The recently-launched 3D sensors of the MCS series provide the same equipment and performance as C5-CS sensors, but feature a modular concept which enables users to configure the devices to suit individual applications. All 3D sensor models, according to the company, suit applications such as printed circuit board inspection, weld seam inspection, tire inspection, adhesive bead inspection, ball grid array inspection, and wood surface inspection.

How to interpret laser-based 3D speeds

Laser-based 3D speeds are slightly less straightforward than those of the Time of Flight cameras. Comparing the speeds of the two techniques is possible, however.

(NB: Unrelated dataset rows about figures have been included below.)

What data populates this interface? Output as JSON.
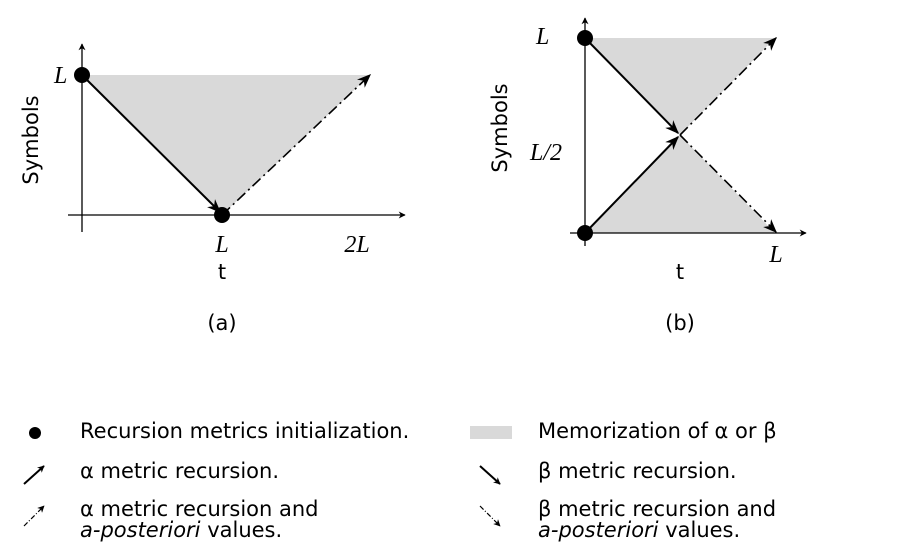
{
  "panels": [
    {
      "label": "(a)",
      "y_axis_label": "Symbols",
      "x_axis_label": "t",
      "y_ticks": [
        "L"
      ],
      "x_ticks": [
        "L",
        "2L"
      ]
    },
    {
      "label": "(b)",
      "y_axis_label": "Symbols",
      "x_axis_label": "t",
      "y_ticks": [
        "L",
        "L/2"
      ],
      "x_ticks": [
        "L"
      ]
    }
  ],
  "legend": [
    {
      "lines": [
        "Recursion metrics initialization."
      ]
    },
    {
      "lines": [
        "Memorization of α or β"
      ]
    },
    {
      "lines": [
        "α metric recursion."
      ]
    },
    {
      "lines": [
        "β metric recursion."
      ]
    },
    {
      "lines": [
        "α metric recursion and"
      ],
      "emphasis": "a-posteriori",
      "tail": " values."
    },
    {
      "lines": [
        "β metric recursion and"
      ],
      "emphasis": "a-posteriori",
      "tail": " values."
    }
  ]
}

“Comparing the speeds of a 640 x 480 Time of Flight camera to laser-based 3D techniques requires calculating how many lines and how long it would take to get 480 lines using this technique,” says Dechow.

Regardless of what a company lists as a speed for its 3D sensors, whether acquisition or acquisition and processing, one constant in laser-based techniques is that these sensors put together a contiguous image by scanning one line of information at a time, which is vitally important to keep in mind when considering the speeds of such sensors in the context of individual application requirements, explains Dechow.

Part two of the article, on page 33, looks at some of the 3D structured light products available today, as well as a unique technology called line confocal imaging, which was designed to overcome the limitations of other technologies with transparent materials and/or glossy surfaces.

This story was originally printed in the November/December 2019 issue of Vision Systems Design magazine. Part two of this article may be read here.

*Editor’s note: The print version of the article lists the sensor resolution of the V3DR3-60NE31111 Ranger3 camera as 832 x 2560, but the correct resolution is 2560 x 832.